This is an amazing record for sure! Equinox from the U.K. releases his debut LP, It’s Hard To Be Happy When Your Head Is Full Of Sin, on January 19 via Recordiau Prin. The Mancunian spoken word artist–actually an urban poet–wrote 14 pieces, inviting a remarkable range of artists who donated their music and sounds.
Alternative pop, rock, and freestylers like Feral Five, Vince Clark (Erasure/DM/Yazzoo), as well as the independent scene’s Ceiling Demons, Rosie Bans, and Snippet accepted the challenge (indeed) and threw some dedicated musings and sonic-scapes under Equinox’s poetry.
This is spoken word art from Albion where the genre was expanded by Kate Tempest‘s artistic/poetic flow, and some years before by Tricky (Massive Attack and as solo). Equinox meets the same standards as almost all in the spoken word genre: Cutting-edge poems on urban life and it’s lineaments, a good recital narrative, and a clean confident voice.
I know it all brings trip-hop to mind, or maybe some darkly low-bop, but it’s not like that in here. How trip-hop is Vince Clark (for example)? Not at all! The record is not based on one kind of music; it doesn’t represent a genre, but exposes the urban art as a whole. If I asked you to choose your favorite book of poetry (by one artist only), what kind of sonic environment would you land in? Electronic? Trip-hop? Ambient? Amplified? All of them ornone? It’s Hard To Be Happy When Your Head Is Fool Of Sin is actually a collection of urban poems dressed in brilliant arrangements by 14 different musicians–an ambitious work in a wide range of expression.
The poetry of Equinox takes no prisoners, with subject matter ranging from male suicide to prostitution, but with equal amounts of undying love and devotion. Powerful, not random, yet almost incidental circumstances in immersive words, and appropriate music, like here in Kiss feat. Feral Five:
Don’t expect the whole record to sound like that. For example, I’ll shift to Goodnight Vienna feat Vince Clarke, where the musician approaches the poem with a quite ambient/electronic perspective. The whole outlook offers an unlikely “Zabriskie” or “Hitchcock” viewpoint.
The record also rocks!
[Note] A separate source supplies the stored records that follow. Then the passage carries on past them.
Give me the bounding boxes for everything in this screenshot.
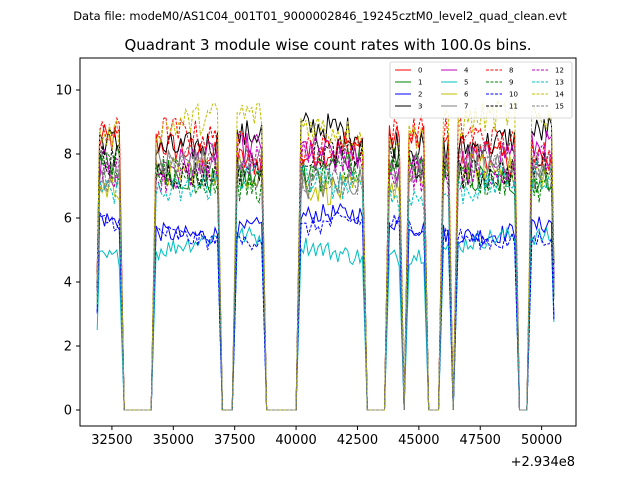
x-tick-label: 42500 [337, 433, 378, 448]
series-layer [96, 100, 555, 411]
series-line-11 [96, 135, 555, 411]
legend-label-15: 15 [555, 103, 564, 111]
legend-label-13: 13 [555, 79, 564, 87]
x-tick-label: 45000 [398, 433, 439, 448]
x-axis: 32500 35000 37500 40000 42500 45000 47500 50000 [91, 426, 562, 448]
chart-title: Quadrant 3 module wise count rates with … [124, 36, 531, 54]
y-tick-label: 8 [64, 148, 72, 163]
y-axis: 0 2 4 6 8 10 [55, 84, 80, 419]
legend-label-9: 9 [509, 79, 513, 87]
legend-label-3: 3 [418, 103, 422, 111]
series-line-1 [96, 142, 555, 411]
x-offset-label: +2.934e8 [511, 455, 575, 470]
series-line-9 [96, 151, 555, 411]
series-line-12 [96, 141, 555, 411]
legend-label-4: 4 [464, 67, 469, 75]
legend-label-7: 7 [464, 103, 468, 111]
series-line-8 [96, 114, 555, 411]
legend-label-5: 5 [464, 79, 468, 87]
legend-label-2: 2 [418, 91, 422, 99]
series-line-4 [96, 130, 555, 411]
y-tick-label: 0 [64, 404, 72, 419]
x-tick-label: 40000 [275, 433, 316, 448]
y-tick-label: 6 [64, 212, 72, 227]
legend-label-6: 6 [464, 91, 469, 99]
legend-label-10: 10 [509, 91, 518, 99]
series-line-13 [96, 160, 555, 411]
legend-label-14: 14 [555, 91, 564, 99]
legend-label-8: 8 [509, 67, 513, 75]
x-tick-label: 32500 [91, 433, 132, 448]
legend-label-11: 11 [509, 103, 518, 111]
x-tick-label: 50000 [521, 433, 562, 448]
x-tick-label: 37500 [214, 433, 255, 448]
y-tick-label: 4 [64, 276, 72, 291]
legend-label-12: 12 [555, 67, 564, 75]
x-tick-label: 47500 [460, 433, 501, 448]
plot-frame [79, 57, 577, 427]
series-line-14 [96, 100, 555, 411]
chart-suptitle: Data file: modeM0/AS1C04_001T01_90000028… [73, 9, 567, 23]
legend-label-0: 0 [418, 67, 422, 75]
legend-label-1: 1 [418, 79, 422, 87]
x-tick-label: 35000 [153, 433, 194, 448]
series-line-10 [96, 211, 555, 411]
series-line-2 [96, 202, 555, 411]
series-line-15 [96, 141, 555, 411]
y-tick-label: 2 [64, 340, 72, 355]
y-tick-label: 10 [55, 84, 72, 99]
legend-box [389, 61, 573, 119]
Like in Humankind feat deux furieuses, the Albion alternative post-punk rockers who, once they heard the poem narrated by Equinox, unveiled a rocking loop to support it’s global urban meaning.
You’ll find many more progressive varieties here, and the result will please you because it is all arranged and designed with great care through Equinox’s work. Not like, Vince Clarke will make us dance…and the guys will come with their amps to throw a damn loud rockin’ party. Each poem has its own unique musical identity that merge as a solid ground for the artist’s spoken word!